Mile 7: After one circuit of the park and some, we were finally out and in Times Square. This turned out to be my favourite part of the run. The road widened so there was more space to run and there was a lot of energy with all the crowd support and the bands playing all kinds of music. (I think the fact the I took a Gu-gel before I exited the park also helped with the energy levels). People were friendly and waving, there were Asha volunteers to high-five along the way and Nilesh had caught up with me so I also had a running buddy. The 10K point went by super quick. I made sure I waved at whichever brightroom camera I could spot along the way, since Kray and his giant camera were nowhere to be seen :) We seemed to be going strong and we knew that there would be a cheering squad at the 10 mile point so that was definitely something to look forward to. I was starting to feel the heat and went straight for the misting station as soon as I spotted it.
15K : As we turned on to the West Side Highway, I spotted the 15K sign and a cheering squad led by Jess. She high-fived us with a cheering, "Take it home, guys!" From there on, I figured it was another 5K, I would finish eventually.

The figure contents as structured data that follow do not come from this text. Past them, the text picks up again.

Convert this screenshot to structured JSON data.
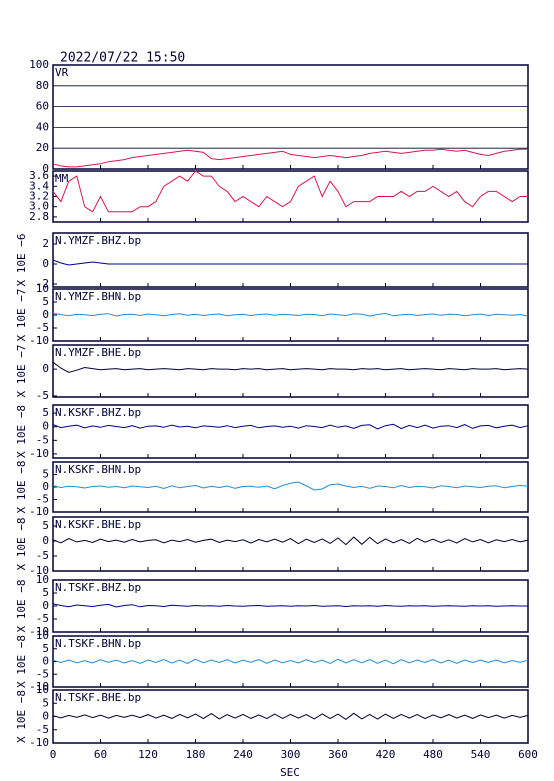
{
  "chart_data": {
    "type": "line",
    "date": "2022/07/22 15:50",
    "xlabel": "SEC",
    "x": [
      0,
      10,
      20,
      30,
      40,
      50,
      60,
      70,
      80,
      90,
      100,
      110,
      120,
      130,
      140,
      150,
      160,
      170,
      180,
      190,
      200,
      210,
      220,
      230,
      240,
      250,
      260,
      270,
      280,
      290,
      300,
      310,
      320,
      330,
      340,
      350,
      360,
      370,
      380,
      390,
      400,
      410,
      420,
      430,
      440,
      450,
      460,
      470,
      480,
      490,
      500,
      510,
      520,
      530,
      540,
      550,
      560,
      570,
      580,
      590,
      600
    ],
    "xlim": [
      0,
      600
    ],
    "xticks": [
      0,
      60,
      120,
      180,
      240,
      300,
      360,
      420,
      480,
      540,
      600
    ],
    "panels": [
      {
        "ylim": [
          0,
          100
        ],
        "yticks": [
          0,
          20,
          40,
          60,
          80,
          100
        ],
        "grid": true,
        "series": [
          {
            "name": "VR",
            "color": "#d8174b",
            "values": [
              5,
              3,
              2,
              2,
              3,
              4,
              5,
              7,
              8,
              9,
              11,
              12,
              13,
              14,
              15,
              16,
              17,
              18,
              17,
              16,
              10,
              9,
              10,
              11,
              12,
              13,
              14,
              15,
              16,
              17,
              14,
              13,
              12,
              11,
              12,
              13,
              12,
              11,
              12,
              13,
              15,
              16,
              17,
              16,
              15,
              16,
              17,
              18,
              18,
              19,
              18,
              17,
              18,
              16,
              14,
              13,
              15,
              17,
              18,
              19,
              19
            ]
          }
        ]
      },
      {
        "ylim": [
          2.7,
          3.7
        ],
        "yticks": [
          2.8,
          {
            "value": 3,
            "label": "3.0"
          },
          3.2,
          3.4,
          3.6
        ],
        "series": [
          {
            "name": "MM",
            "color": "#d8174b",
            "values": [
              3.3,
              3.1,
              3.5,
              3.6,
              3.0,
              2.9,
              3.2,
              2.9,
              2.9,
              2.9,
              2.9,
              3.0,
              3.0,
              3.1,
              3.4,
              3.5,
              3.6,
              3.5,
              3.7,
              3.6,
              3.6,
              3.4,
              3.3,
              3.1,
              3.2,
              3.1,
              3.0,
              3.2,
              3.1,
              3.0,
              3.1,
              3.4,
              3.5,
              3.6,
              3.2,
              3.5,
              3.3,
              3.0,
              3.1,
              3.1,
              3.1,
              3.2,
              3.2,
              3.2,
              3.3,
              3.2,
              3.3,
              3.3,
              3.4,
              3.3,
              3.2,
              3.3,
              3.1,
              3.0,
              3.2,
              3.3,
              3.3,
              3.2,
              3.1,
              3.2,
              3.2
            ]
          }
        ]
      },
      {
        "ylabel": "X 10E −6",
        "ylim": [
          -2.3,
          3.1
        ],
        "yticks": [
          -2,
          0,
          2
        ],
        "series": [
          {
            "name": "N.YMZF.BHZ.bp",
            "color": "#00008b",
            "values": [
              0.4,
              0.1,
              -0.1,
              0,
              0.1,
              0.2,
              0.1,
              0,
              0,
              0,
              0,
              0,
              0,
              0,
              0,
              0,
              0,
              0,
              0,
              0,
              0,
              0,
              0,
              0,
              0,
              0,
              0,
              0,
              0,
              0,
              0,
              0,
              0,
              0,
              0,
              0,
              0,
              0,
              0,
              0,
              0,
              0,
              0,
              0,
              0,
              0,
              0,
              0,
              0,
              0,
              0,
              0,
              0,
              0,
              0,
              0,
              0,
              0,
              0,
              0,
              0
            ]
          }
        ]
      },
      {
        "ylabel": "X 10E −7",
        "ylim": [
          -10,
          10
        ],
        "yticks": [
          -10,
          -5,
          0,
          5,
          10
        ],
        "series": [
          {
            "name": "N.YMZF.BHN.bp",
            "color": "#1f8fd8",
            "values": [
              0.6,
              0.2,
              -0.3,
              0.3,
              0.1,
              -0.2,
              0.3,
              0.5,
              -0.4,
              0.2,
              0.3,
              -0.2,
              0.4,
              0.1,
              -0.3,
              0.2,
              0.5,
              -0.1,
              0.3,
              -0.2,
              0.2,
              0.4,
              -0.3,
              0.1,
              0.3,
              -0.2,
              0.2,
              0.4,
              -0.1,
              0.3,
              0.1,
              -0.2,
              0.3,
              0.2,
              -0.3,
              0.4,
              0.1,
              -0.2,
              0.5,
              0.3,
              -0.4,
              0.2,
              0.6,
              -0.3,
              0.1,
              0.3,
              -0.2,
              0.2,
              0.4,
              -0.1,
              0.3,
              0.2,
              -0.3,
              0.1,
              0.4,
              -0.2,
              0.3,
              0.1,
              -0.1,
              0.2,
              -0.4
            ]
          }
        ]
      },
      {
        "ylabel": "X 10E −7",
        "ylim": [
          -5.2,
          4.5
        ],
        "yticks": [
          -5,
          0
        ],
        "series": [
          {
            "name": "N.YMZF.BHE.bp",
            "color": "#000033",
            "values": [
              1.3,
              0.2,
              -0.6,
              -0.2,
              0.3,
              0.1,
              -0.1,
              0,
              0.1,
              -0.1,
              0,
              0.1,
              -0.1,
              0,
              0.1,
              0,
              -0.1,
              0.1,
              0,
              -0.1,
              0.1,
              0,
              0,
              -0.1,
              0.1,
              0,
              0.1,
              -0.1,
              0,
              0.1,
              -0.1,
              0,
              0.1,
              0,
              -0.1,
              0.1,
              0,
              0,
              -0.1,
              0.1,
              0,
              0.1,
              -0.1,
              0,
              0.1,
              -0.1,
              0,
              0.1,
              0,
              -0.1,
              0.1,
              0,
              -0.1,
              0.1,
              0,
              0,
              0.1,
              -0.1,
              0,
              0.1,
              0
            ]
          }
        ]
      },
      {
        "ylabel": "X 10E −8",
        "ylim": [
          -11.5,
          8
        ],
        "yticks": [
          -10,
          -5,
          0,
          5
        ],
        "series": [
          {
            "name": "N.KSKF.BHZ.bp",
            "color": "#00008b",
            "values": [
              0.8,
              -0.3,
              0.2,
              0.6,
              -0.4,
              0.3,
              -0.2,
              0.5,
              0.1,
              -0.3,
              0.4,
              -0.5,
              0.2,
              0.3,
              -0.2,
              0.6,
              -0.1,
              0.2,
              -0.4,
              0.3,
              0.1,
              -0.2,
              0.4,
              -0.3,
              0.2,
              0.5,
              -0.4,
              0.1,
              0.3,
              -0.2,
              0.2,
              -0.5,
              0.4,
              0.1,
              -0.3,
              0.6,
              -0.2,
              0.3,
              -0.6,
              0.5,
              0.7,
              -0.8,
              0.4,
              0.9,
              -0.7,
              0.5,
              -0.3,
              0.6,
              -0.5,
              0.2,
              0.4,
              -0.3,
              0.8,
              -0.6,
              0.3,
              0.5,
              -0.4,
              0.2,
              0.6,
              -0.3,
              0.4
            ]
          }
        ]
      },
      {
        "ylabel": "X 10E −8",
        "ylim": [
          -10,
          10
        ],
        "yticks": [
          -10,
          -5,
          0,
          5
        ],
        "series": [
          {
            "name": "N.KSKF.BHN.bp",
            "color": "#1f8fd8",
            "values": [
              0.5,
              -0.2,
              0.3,
              0.1,
              -0.4,
              0.2,
              0.4,
              -0.1,
              0.2,
              -0.3,
              0.4,
              0.1,
              -0.2,
              0.3,
              -0.6,
              0.5,
              -0.3,
              0.2,
              0.6,
              -0.4,
              0.3,
              -0.2,
              0.4,
              -0.5,
              0.2,
              0.3,
              -0.1,
              0.4,
              -0.7,
              0.6,
              1.5,
              2.0,
              0.5,
              -1.2,
              -0.8,
              0.9,
              1.2,
              0.4,
              -0.2,
              0.3,
              -0.5,
              0.4,
              0.2,
              -0.3,
              0.6,
              -0.2,
              0.3,
              0.1,
              -0.4,
              0.5,
              0.2,
              -0.3,
              0.4,
              0.1,
              -0.2,
              0.3,
              0.5,
              -0.3,
              0.2,
              0.6,
              0.3
            ]
          }
        ]
      },
      {
        "ylabel": "X 10E −8",
        "ylim": [
          -10,
          8
        ],
        "yticks": [
          -10,
          -5,
          0,
          5
        ],
        "series": [
          {
            "name": "N.KSKF.BHE.bp",
            "color": "#000033",
            "values": [
              0.4,
              -0.6,
              0.8,
              -0.3,
              0.2,
              -0.5,
              0.6,
              -0.2,
              0.3,
              -0.4,
              0.5,
              -0.3,
              0.2,
              0.4,
              -0.6,
              0.3,
              -0.2,
              0.5,
              -0.4,
              0.2,
              0.6,
              -0.5,
              0.3,
              -0.2,
              0.4,
              -0.7,
              0.5,
              -0.3,
              0.6,
              -0.4,
              0.8,
              -0.9,
              0.6,
              -0.5,
              0.7,
              -0.8,
              1.0,
              -1.2,
              1.3,
              -1.1,
              1.2,
              -0.9,
              0.7,
              -0.6,
              0.5,
              -0.8,
              0.9,
              -0.4,
              0.6,
              -0.5,
              0.4,
              -0.7,
              0.8,
              -0.3,
              0.5,
              -0.6,
              0.4,
              -0.2,
              0.5,
              -0.3,
              0.3
            ]
          }
        ]
      },
      {
        "ylabel": "X 10E −8",
        "ylim": [
          -10,
          10
        ],
        "yticks": [
          -10,
          -5,
          0,
          5,
          10
        ],
        "series": [
          {
            "name": "N.TSKF.BHZ.bp",
            "color": "#00008b",
            "values": [
              0.8,
              0.2,
              -0.3,
              0.4,
              0.1,
              -0.2,
              0.3,
              0.6,
              -0.4,
              0.2,
              0.5,
              -0.3,
              0.2,
              0.1,
              -0.2,
              0.3,
              0.1,
              -0.1,
              0.2,
              0,
              0.1,
              -0.1,
              0.2,
              0,
              -0.1,
              0.1,
              0.2,
              -0.1,
              0,
              0.1,
              -0.1,
              0.1,
              0,
              0.2,
              -0.1,
              0,
              0.1,
              -0.2,
              0.1,
              0,
              0.1,
              -0.1,
              0.2,
              0,
              -0.1,
              0.1,
              0,
              0.1,
              -0.1,
              0,
              0.1,
              0,
              -0.1,
              0.1,
              0,
              0.1,
              -0.1,
              0,
              0.1,
              0,
              0
            ]
          }
        ]
      },
      {
        "ylabel": "X 10E −8",
        "ylim": [
          -10,
          10
        ],
        "yticks": [
          -10,
          -5,
          0,
          5,
          10
        ],
        "series": [
          {
            "name": "N.TSKF.BHN.bp",
            "color": "#1f8fd8",
            "values": [
              0.5,
              -0.4,
              0.6,
              -0.5,
              0.3,
              -0.6,
              0.7,
              -0.3,
              0.5,
              -0.6,
              0.4,
              -0.7,
              0.6,
              -0.4,
              0.8,
              -0.6,
              0.5,
              -0.8,
              0.9,
              -0.5,
              0.6,
              -0.4,
              0.7,
              -0.6,
              0.5,
              -0.3,
              0.8,
              -0.7,
              0.6,
              -0.5,
              0.4,
              -0.6,
              0.7,
              -0.4,
              0.5,
              -0.8,
              0.9,
              -0.6,
              0.7,
              -0.5,
              0.8,
              -0.7,
              0.6,
              -0.9,
              0.7,
              -0.5,
              0.6,
              -0.4,
              0.8,
              -0.6,
              0.5,
              -0.7,
              0.6,
              -0.4,
              0.5,
              -0.3,
              0.6,
              -0.5,
              0.4,
              -0.3,
              0.5
            ]
          }
        ]
      },
      {
        "ylabel": "X 10E −8",
        "ylim": [
          -10,
          10
        ],
        "yticks": [
          -10,
          -5,
          0,
          5,
          10
        ],
        "series": [
          {
            "name": "N.TSKF.BHE.bp",
            "color": "#000033",
            "values": [
              0.3,
              -0.5,
              0.4,
              -0.3,
              0.6,
              -0.4,
              0.5,
              -0.6,
              0.4,
              -0.3,
              0.5,
              -0.4,
              0.7,
              -0.6,
              0.5,
              -0.7,
              0.8,
              -0.5,
              0.9,
              -0.8,
              1.1,
              -0.9,
              0.7,
              -0.6,
              0.8,
              -0.7,
              0.6,
              -0.8,
              0.9,
              -0.7,
              0.8,
              -0.6,
              0.7,
              -0.9,
              1.0,
              -0.8,
              0.9,
              -1.1,
              1.2,
              -0.9,
              0.8,
              -1.0,
              0.9,
              -0.7,
              0.8,
              -0.6,
              0.7,
              -0.8,
              0.6,
              -0.5,
              0.7,
              -0.6,
              0.5,
              -0.7,
              0.6,
              -0.4,
              0.5,
              -0.6,
              0.4,
              -0.3,
              0.4
            ]
          }
        ]
      }
    ]
  }
}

The last 5K turned out to be harder than I had thought. It was getting hotter, and there was no tree cover. We were on the West Side Highway and I should have seen the river on my right, but I have no recollection of it. My thighs were starting to complain and I was just focussing on getting from one water station to the next. I was drinking Gatorade for some energy but after two Gatorade stops I was feeling full so I had to stop. Nilesh went ahead, I could still see him but I had no real desire to try and catch up. From Mile 11 to Mile 12 seemed like a while. After a seemingly long time, I finally hit the finish line. The gun time was - 2:26:13, better than the gun time on my previous Half-Marathons in Mumbai. Gratefully took a cup of Gatorade from Abhishek at the finish line and slowly meandered through grabbing a cold towel and some pretzels. Eventually found other people, including Coach Uli. From there on, it was all over but the posing for pictures and grinning inanely at having finished another Half-marathon!
I'm mostly recovered from the race, navigating stairs was a little difficult for a few days. But, the real challenge starts now. As my mentor put it, 'Film abhi baaki hai! ' I've run this long before, from now on as my runs get longer, I'll be running distances I've never run before. I'm a little nervous, let's see how things go from here!